Under Part B, Medicare pays physicians a fixed amount that is set annually by a series of factors tied to defined economic indices. This amount merely determines which portion of the total pot each specialty and each individual physician will get. As an example, my own fees under Medicare are currently about 30% less than my individually determined fees for patients not eligible for Medicare.
When the first set of prospective figures for practice expenses for psychiatry was distributed, practitioners of psychiatry would have lost about 5% from Medicare fees. Truly magnificent staff work in analyzing the data by the American Psychiatric Association's Division of Government Relations and the judicious use of consultants convinced the HCFA to propose a 4% increase in the practice expense component for psychiatric fees. Additional refinements to the numbers, already sent to HCFA, may add slightly more.
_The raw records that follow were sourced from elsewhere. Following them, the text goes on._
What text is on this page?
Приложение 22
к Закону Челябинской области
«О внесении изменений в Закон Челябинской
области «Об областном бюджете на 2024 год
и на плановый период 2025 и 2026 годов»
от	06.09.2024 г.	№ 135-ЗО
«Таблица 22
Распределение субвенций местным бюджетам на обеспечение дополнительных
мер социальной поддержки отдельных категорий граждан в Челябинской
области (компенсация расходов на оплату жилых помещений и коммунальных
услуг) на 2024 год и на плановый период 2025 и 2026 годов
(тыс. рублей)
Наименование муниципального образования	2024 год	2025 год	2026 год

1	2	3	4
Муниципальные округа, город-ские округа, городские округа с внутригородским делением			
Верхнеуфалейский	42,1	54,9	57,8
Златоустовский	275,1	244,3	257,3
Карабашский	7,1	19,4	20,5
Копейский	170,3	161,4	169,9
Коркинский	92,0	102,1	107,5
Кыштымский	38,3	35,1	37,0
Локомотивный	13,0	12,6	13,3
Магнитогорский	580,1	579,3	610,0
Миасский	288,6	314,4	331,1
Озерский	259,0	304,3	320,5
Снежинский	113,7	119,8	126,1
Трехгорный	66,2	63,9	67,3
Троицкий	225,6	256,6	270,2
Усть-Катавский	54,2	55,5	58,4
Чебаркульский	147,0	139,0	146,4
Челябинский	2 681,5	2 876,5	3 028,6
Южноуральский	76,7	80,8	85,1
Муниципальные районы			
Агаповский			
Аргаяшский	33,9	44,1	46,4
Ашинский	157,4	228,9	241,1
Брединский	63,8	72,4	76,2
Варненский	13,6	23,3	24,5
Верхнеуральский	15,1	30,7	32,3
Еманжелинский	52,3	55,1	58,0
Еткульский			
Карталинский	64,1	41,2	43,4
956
If a psychiatrist had an exclusively Medicare practice, these changes translate into about $15,000 of added gross income per year.
Whenever someone complains to me that organized medicine and organized psychiatry are doing nothing for them, I give the person that figure. Just in terms of money in the pocket, it is far more than the dues paid to the organization. And the effect is solely the result of a great deal of staff time and effort, and the additional work of a few who apparently enjoy trying to make some sense out of this perverse and bizarre world of fees, codes and reimbursements.